Outre le Portugal, la Bulgarie, la République tchèque, la Grèce, l’Espagne, la Croatie, Chypre, la Hongrie, Malte, la Pologne et la Roumanie ont reçu des avis motivés.
Autres pays visés
La Commission européenne a également ouvert de nouvelles procédures d’infraction en adressant des lettres de mise en demeure à l’Allemagne, à la Grèce et à Chypre.
Pour Bruxelles, «la réalisation de ces objectifs est essentielle pour promouvoir le marché unique des matières premières secondaires et renforcer l’économie circulaire», ce qui contribue à réduire la dépendance de l’Union européenne vis-à-vis des pays tiers et à améliorer l’utilisation efficace des ressources.
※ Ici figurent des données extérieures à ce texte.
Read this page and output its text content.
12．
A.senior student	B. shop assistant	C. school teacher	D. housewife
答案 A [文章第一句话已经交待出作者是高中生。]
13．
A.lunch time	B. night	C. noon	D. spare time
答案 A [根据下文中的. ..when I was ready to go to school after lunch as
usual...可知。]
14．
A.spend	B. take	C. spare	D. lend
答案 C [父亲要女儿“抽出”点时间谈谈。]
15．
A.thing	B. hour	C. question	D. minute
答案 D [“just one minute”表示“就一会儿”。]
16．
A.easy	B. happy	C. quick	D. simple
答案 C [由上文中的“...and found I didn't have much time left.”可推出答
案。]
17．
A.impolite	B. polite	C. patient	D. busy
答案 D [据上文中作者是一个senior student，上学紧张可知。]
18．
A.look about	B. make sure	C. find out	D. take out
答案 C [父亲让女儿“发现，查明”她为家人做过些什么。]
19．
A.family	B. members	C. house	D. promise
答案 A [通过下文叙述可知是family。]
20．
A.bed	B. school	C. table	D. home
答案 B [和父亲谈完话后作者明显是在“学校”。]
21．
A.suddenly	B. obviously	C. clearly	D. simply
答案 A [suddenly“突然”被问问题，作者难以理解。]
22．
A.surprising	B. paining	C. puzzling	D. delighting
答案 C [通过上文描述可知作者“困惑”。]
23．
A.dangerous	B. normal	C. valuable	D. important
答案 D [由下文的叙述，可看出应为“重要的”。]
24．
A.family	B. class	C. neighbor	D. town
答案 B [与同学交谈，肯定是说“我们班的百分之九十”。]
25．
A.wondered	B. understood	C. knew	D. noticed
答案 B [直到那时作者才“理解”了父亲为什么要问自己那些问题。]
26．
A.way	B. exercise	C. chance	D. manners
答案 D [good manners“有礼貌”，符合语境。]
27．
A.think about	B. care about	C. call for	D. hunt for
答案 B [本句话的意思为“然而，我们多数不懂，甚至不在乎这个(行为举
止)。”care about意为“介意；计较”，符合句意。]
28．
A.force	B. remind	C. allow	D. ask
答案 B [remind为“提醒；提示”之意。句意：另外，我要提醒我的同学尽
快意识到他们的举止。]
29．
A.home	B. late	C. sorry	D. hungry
La Commission européenne souligne également que les États membres devront renforcer l’application des règles, compte tenu des objectifs de recyclage plus exigeants qui seront mis en œuvre en 2025, 2030 et 2035.
Le Portugal dispose désormais de deux mois pour répondre à l’avis motivé et présenter les mesures adoptées afin de remédier aux lacunes identifiées.
Si la réponse n’est pas jugée satisfaisante, la Commission européenne pourra décider de porter l’affaire devant la Cour de justice de l’Union européenne.